A number of examples on
the interdependence of employees’ behavior and
organizational structure were discussed at length. In addition,
the research provided theoretical outlooks by leading authorities on
policing and human behavior. For instance, one of those
people, George Kelling as stated in Rosen (1999, p. 9,
para. 10) stated that police agencies implementing community
policing should institute dire changes to end the old ways
of doing police work. By so doing,
police authorities will avoid doing business the
old way, and slip into innovative modern strategies that will become
the new organizational norms for contemporary generation.
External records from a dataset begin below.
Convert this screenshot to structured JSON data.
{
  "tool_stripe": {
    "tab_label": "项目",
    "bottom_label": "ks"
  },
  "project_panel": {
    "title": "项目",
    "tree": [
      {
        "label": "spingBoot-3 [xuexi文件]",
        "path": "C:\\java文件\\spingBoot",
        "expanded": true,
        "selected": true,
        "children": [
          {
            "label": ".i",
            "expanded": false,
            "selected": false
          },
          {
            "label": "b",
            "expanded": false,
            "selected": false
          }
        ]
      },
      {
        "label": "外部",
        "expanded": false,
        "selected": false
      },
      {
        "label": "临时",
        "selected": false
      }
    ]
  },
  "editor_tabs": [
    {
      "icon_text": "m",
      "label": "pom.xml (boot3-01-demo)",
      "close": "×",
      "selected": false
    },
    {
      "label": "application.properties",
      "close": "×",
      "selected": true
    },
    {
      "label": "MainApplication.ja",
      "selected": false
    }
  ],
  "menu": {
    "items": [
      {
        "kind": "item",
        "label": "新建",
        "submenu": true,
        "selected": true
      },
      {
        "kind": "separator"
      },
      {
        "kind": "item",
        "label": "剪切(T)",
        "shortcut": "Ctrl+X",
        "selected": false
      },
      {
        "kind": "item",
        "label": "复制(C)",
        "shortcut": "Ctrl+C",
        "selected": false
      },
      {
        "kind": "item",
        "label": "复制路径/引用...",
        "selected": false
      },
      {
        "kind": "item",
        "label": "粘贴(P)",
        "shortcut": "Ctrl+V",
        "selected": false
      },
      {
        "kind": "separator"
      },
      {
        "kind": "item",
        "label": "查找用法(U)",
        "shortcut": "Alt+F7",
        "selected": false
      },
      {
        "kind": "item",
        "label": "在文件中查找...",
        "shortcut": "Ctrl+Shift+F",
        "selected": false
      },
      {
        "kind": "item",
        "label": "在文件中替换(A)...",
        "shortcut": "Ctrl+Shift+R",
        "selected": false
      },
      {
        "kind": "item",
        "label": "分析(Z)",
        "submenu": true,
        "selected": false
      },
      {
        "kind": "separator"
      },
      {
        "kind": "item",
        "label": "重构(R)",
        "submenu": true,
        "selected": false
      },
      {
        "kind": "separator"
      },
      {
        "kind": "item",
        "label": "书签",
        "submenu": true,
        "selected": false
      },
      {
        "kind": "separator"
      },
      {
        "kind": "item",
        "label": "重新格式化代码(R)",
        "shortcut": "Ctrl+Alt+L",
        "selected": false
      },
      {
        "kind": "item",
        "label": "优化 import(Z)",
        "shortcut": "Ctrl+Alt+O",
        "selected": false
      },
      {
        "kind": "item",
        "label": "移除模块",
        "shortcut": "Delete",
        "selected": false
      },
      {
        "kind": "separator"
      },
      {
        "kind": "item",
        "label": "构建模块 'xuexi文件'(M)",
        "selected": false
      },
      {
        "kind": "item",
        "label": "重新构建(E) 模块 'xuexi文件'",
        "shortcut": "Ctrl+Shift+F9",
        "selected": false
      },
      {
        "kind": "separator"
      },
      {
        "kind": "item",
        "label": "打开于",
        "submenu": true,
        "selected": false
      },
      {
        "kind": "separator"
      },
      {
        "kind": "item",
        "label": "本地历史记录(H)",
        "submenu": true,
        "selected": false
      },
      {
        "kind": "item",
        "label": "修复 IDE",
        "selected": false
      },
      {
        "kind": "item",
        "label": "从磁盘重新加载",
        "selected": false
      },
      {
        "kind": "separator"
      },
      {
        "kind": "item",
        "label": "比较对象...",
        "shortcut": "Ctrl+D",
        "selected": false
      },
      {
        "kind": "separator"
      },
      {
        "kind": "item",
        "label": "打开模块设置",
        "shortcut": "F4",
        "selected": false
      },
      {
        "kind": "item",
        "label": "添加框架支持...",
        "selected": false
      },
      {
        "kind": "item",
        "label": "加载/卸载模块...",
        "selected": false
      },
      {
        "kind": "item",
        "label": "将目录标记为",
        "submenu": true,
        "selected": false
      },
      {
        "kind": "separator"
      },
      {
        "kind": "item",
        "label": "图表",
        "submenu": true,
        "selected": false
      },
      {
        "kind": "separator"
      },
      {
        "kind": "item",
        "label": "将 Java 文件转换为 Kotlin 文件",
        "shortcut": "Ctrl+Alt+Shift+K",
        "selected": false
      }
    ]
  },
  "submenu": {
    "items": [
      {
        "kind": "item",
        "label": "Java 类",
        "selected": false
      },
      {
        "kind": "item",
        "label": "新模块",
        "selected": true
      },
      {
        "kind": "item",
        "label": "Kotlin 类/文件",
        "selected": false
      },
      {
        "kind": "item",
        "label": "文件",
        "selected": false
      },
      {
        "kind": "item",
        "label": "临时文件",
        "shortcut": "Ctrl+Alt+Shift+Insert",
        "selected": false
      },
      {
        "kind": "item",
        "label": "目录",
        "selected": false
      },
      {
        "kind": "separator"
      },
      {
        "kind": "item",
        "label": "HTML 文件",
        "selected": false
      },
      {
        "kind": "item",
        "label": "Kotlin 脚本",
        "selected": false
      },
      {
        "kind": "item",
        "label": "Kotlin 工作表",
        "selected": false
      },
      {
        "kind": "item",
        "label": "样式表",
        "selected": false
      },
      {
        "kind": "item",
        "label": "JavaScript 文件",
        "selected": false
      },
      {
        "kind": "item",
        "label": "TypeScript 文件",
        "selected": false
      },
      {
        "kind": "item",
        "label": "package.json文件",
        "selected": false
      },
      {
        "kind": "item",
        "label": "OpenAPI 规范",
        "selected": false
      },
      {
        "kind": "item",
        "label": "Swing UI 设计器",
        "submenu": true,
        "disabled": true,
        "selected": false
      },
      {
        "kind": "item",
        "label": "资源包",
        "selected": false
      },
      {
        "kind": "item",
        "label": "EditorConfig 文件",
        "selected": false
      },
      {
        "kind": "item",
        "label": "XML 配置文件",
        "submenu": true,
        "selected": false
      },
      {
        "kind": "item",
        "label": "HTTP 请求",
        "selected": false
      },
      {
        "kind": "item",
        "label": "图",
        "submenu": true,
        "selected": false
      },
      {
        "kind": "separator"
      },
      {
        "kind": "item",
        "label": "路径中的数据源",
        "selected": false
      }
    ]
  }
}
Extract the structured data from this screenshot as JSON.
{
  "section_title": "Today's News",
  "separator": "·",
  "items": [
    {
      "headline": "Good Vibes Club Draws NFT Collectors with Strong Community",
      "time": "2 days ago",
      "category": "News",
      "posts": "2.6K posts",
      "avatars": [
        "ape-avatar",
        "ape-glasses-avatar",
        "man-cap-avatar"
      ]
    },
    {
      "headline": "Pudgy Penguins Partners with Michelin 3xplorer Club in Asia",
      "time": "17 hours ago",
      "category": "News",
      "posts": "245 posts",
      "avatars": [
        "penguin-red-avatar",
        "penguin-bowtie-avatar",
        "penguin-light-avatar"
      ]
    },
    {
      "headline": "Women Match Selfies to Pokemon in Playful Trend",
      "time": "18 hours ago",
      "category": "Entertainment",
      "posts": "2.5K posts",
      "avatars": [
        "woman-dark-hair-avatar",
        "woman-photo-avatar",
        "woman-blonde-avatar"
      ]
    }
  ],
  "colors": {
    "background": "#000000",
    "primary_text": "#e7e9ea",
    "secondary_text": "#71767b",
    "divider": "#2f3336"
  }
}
They also reminded police executives of
the dynamism of community policing as opposed to
traditional
policing. Similarly, Fridell and Wyckoff (2004) added
that because community policing is a process through which
problems are resolved, its implementation strategies may have to
change from time to time, with no one size to fit all
situations. Doing so leaves you with a community policing
initiative that monitors itself in the system. Moore (1999,
p. 9) agreed that indeed appropriate to reach for
an collective performance measuring system when undertaking institutional change.